The woman may or may not have been an actual witch, but there is soon no doubt about the efficacy of her curse. Absalom begins to feel the weight of his guilt, finally acknowledging to himself that he pretty much helped himself to Anne in her youth, without ever bothering to ascertain whether she loved him in return. In his brooding, Absalom fails to notice that his wife and his grown son, Martin (Preben Lerdorff Rye) are spending more time away from the house, slipping away for long walks, long rowboat rides, and long afternoons of whispered endearments and stolen kisses.

It all leads to a climatic sequence of events on a wind-stormy night, the details of which I won’t reveal here.

“Day of Wrath” represents my first experience with the work of legendary Danish director Carl Theodor Dreyer. I’d read that it wasn’t the most accessible film for a Dreyer newcomer to start with, but you couldn’t tell that by me. I was enthralled by it. For a film made over 65 years ago, it is far more shocking and powerful than most of what passes for groundbreaking cinema these days.

The photography is amazing (and the Criterion DVD I got from Netflix most certainly has to be the newly restored print). Scenes of leafy trees and verdant fields visited by Martin and Anne in their afternoon trysts are lush and glorious in their details, more beautiful than you’d ever expect any black-and-white nature photos could be, and these scenes have a vibrant sensuality. By contrast, the scenes in Absalom’s home and offices are filmed and staged with chilling severity. A sequence in which the old woman is tortured before a panel of intensely interested clergymen is particularly disturbing, even though the actual torture takes place off camera.

Lisbeth Movin is stunning and brilliantly effective as Anne. With the smoldering good looks and sultry bedroom eyes of a Hollywood siren, her presence is immediately incongruous in this village where the other female characters can be best be described as grim, pious and sturdy. She’s initially a compliant and docile wife; in her early scenes she is shy and wears tight little bonnets that almost entirely cover her hair. As her passion for Martin awakens however, she visibly changes – and not just by switching to lacy little bonnets that let most of her lustrous locks show through. She brightens, she moves more freely and quickly, she even laughs out loud. On the night of the big windstorm, she actually removes her headgear entirely, and that simple act of letting her hair down delivers a palpable erotic charge.
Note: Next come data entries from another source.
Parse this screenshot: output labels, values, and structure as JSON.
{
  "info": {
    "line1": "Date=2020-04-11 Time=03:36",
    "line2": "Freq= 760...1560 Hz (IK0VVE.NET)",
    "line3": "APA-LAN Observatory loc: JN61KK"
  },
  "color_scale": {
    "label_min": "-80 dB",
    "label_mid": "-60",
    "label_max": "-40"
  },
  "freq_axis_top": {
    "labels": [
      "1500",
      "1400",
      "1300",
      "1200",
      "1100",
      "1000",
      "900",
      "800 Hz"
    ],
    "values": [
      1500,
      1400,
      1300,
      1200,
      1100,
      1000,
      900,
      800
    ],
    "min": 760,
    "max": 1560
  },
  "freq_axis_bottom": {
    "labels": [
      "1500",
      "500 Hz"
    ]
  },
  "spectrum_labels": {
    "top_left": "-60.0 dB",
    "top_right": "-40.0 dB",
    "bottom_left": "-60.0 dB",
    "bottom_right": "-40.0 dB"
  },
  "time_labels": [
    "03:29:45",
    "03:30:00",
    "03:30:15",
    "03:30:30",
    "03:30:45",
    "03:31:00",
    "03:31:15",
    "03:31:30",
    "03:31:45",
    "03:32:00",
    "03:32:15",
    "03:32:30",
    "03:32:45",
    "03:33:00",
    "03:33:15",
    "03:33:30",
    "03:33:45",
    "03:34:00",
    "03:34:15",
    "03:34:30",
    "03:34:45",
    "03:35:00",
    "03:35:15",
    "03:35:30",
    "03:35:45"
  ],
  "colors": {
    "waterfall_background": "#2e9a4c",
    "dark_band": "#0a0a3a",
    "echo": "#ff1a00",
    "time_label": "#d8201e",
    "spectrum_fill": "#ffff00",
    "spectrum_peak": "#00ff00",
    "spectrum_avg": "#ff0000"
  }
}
Anne’s vibrancy and sensuousness is utterly at odds with the coldly pious society in which she lives. It isn’t necessarily sinister behavior, but it begins to feel so when seen against the stern correctness of Absalom’s household, and we almost buy into the notion that Anne really is a witch. (Never more so than in a scene where she glides around a room, casting seductive, sidelong glances at Martin and beckoning him into a chair, while ferocious winds howl outside the windows. One gets the sense that Anne herself is a force of nature, that she may well have conjured the storm into being through her own powers.) And I think it’s instructive that nearly all of Anne and Martin’s love scenes take place in nature as well. Ann’s spirituality is organic and tied to life force in everything around her, just as the other villagers’ spirituality is essentially a denunciation of that same nature. As such, we begin to foresee a tragic end for her.

The film’s final image is extremely subtle (subtle enough that I wasn’t entirely sure I had gleaned the full meaning until I watched it a second time), but chilling.

“Day of Wrath” was made in 1943 in a Nazi-occupied Denmark, and the political climate most certainly informed its take on torture, persecution and repression. It’s a challenging film, but a powerful and important one, and one I would strongly encourage any film lover to experience for themselves.